Fim da Linha
Quando, finalmente, pude ir para o jardim de infância pela primeira vez, depois de uma longa temporada doente, dizia a minha mãe que, para combater alguma timidez, abri a minha malinha castanha a imitar a dela, de professora, e espalhei os brinquedos todos pelo chão a jeito de convite à comunidade desconhecida. Não mudei assim tanto, no que toca à disposição para olhar em volta e partilhar, cuidando assim de mim mesma, antes de mais, mas também do outro, aquele que ali está e também se quer aproximar. Entretanto aprendi a cuidar mais do meio ambiente que nos sustenta.

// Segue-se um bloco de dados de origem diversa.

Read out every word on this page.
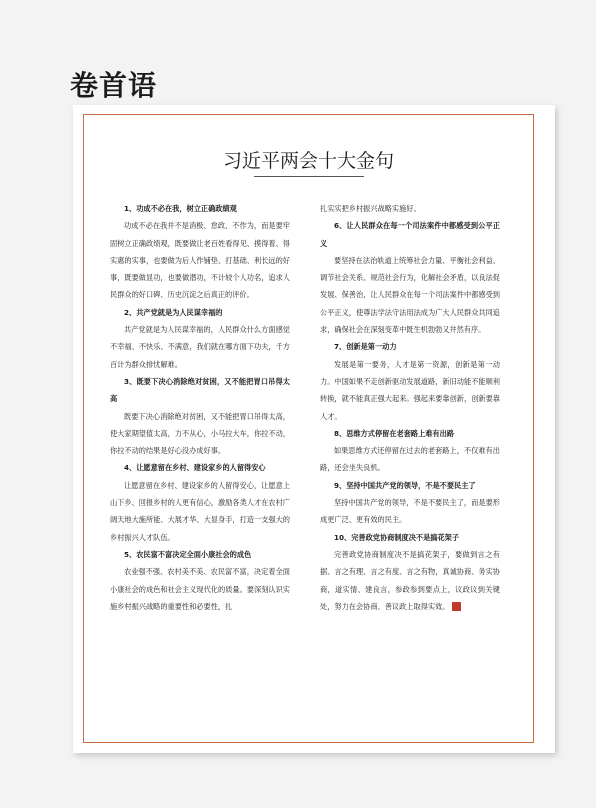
卷首语
习近平两会十大金句

1、功成不必在我，树立正确政绩观

功成不必在我并不是消极、怠政、不作为，而是要牢固树立正确政绩观，既要做让老百姓看得见、摸得着、得实惠的实事，也要做为后人作铺垫、打基础、利长远的好事，既要做显功，也要做潜功，不计较个人功名，追求人民群众的好口碑、历史沉淀之后真正的评价。

2、共产党就是为人民谋幸福的

共产党就是为人民谋幸福的，人民群众什么方面感觉不幸福、不快乐、不满意，我们就在哪方面下功夫，千方百计为群众排忧解难。

3、既要下决心消除绝对贫困，又不能把胃口吊得太高

既要下决心消除绝对贫困，又不能把胃口吊得太高，使大家期望值太高，力不从心，小马拉大车，你拉不动，你拉不动的结果是好心没办成好事。

4、让愿意留在乡村、建设家乡的人留得安心

让愿意留在乡村、建设家乡的人留得安心，让愿意上山下乡、回报乡村的人更有信心，激励各类人才在农村广阔天地大施所能、大展才华、大显身手，打造一支强大的乡村振兴人才队伍。

5、农民富不富决定全面小康社会的成色

农业强不强、农村美不美、农民富不富，决定着全面小康社会的成色和社会主义现代化的质量。要深刻认识实施乡村振兴战略的重要性和必要性，扎

扎实实把乡村振兴战略实施好。

6、让人民群众在每一个司法案件中都感受到公平正义

要坚持在法治轨道上统筹社会力量、平衡社会利益、调节社会关系、规范社会行为，化解社会矛盾，以良法促发展、保善治，让人民群众在每一个司法案件中都感受到公平正义，使尊法学法守法用法成为广大人民群众共同追求，确保社会在深刻变革中既生机勃勃又井然有序。

7、创新是第一动力

发展是第一要务，人才是第一资源，创新是第一动力。中国如果不走创新驱动发展道路，新旧动能不能顺利转换，就不能真正强大起来。强起来要靠创新，创新要靠人才。

8、思维方式停留在老套路上难有出路

如果思维方式还停留在过去的老套路上，不仅难有出路，还会坐失良机。

9、坚持中国共产党的领导，不是不要民主了

坚持中国共产党的领导，不是不要民主了，而是要形成更广泛、更有效的民主。

10、完善政党协商制度决不是搞花架子

完善政党协商制度决不是搞花架子，要做到言之有据、言之有理、言之有度、言之有物，真诚协商、务实协商，道实情、建良言，参政参到要点上，议政议到关键处，努力在会协商、善议政上取得实效。	N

Frente ao muro estacionavam-se uns quantos carros, de vez em quando, e fumavam-se cigarros atirados para o solo pobre e muito sujo. Quando aqui chegámos era só pedra, betão e restos de tinta muito antigos. O muro era bonito por si só, com as videiras selvagens do pátio contíguo deixando-se cair com charme por ele abaixo, junto a umas quantas árvores que bastavam para criar uma atmosfera de muita intimidade. Um único vizinho tinha investido numa mesa e dois bancos de madeira, com ele fizemos as primeiras refeições comunitárias e lá continuámos a celebrar aniversários, a chegada da Primavera e longas noites de Verão. Algumas fogueiras no Inverno. Trouxemos músicos, amigos e camaradas, por duas vezes no rescaldo da manifestação revolucionária do 1º de Maio em Kreuzberg… não deixando nunca de implementar respeito pela (pouca, na altura) Natureza existente. Fomos trazendo caixotes, cadeiras e sementes, encontrando-nos com mais vizinhos, começando por plantar ervas aromáticas e flores em alguns vasos, muito antes de ocuparmos todo o pátio e de nos lançarmos à criação e manutenção de um jardim fabuloso, cujo futuro começa a levantar algumas questões numa comunidade ainda incipiente no que toca a responsabilidades de maior envergadura, possivelmente, inerentes à sua sobrevivência.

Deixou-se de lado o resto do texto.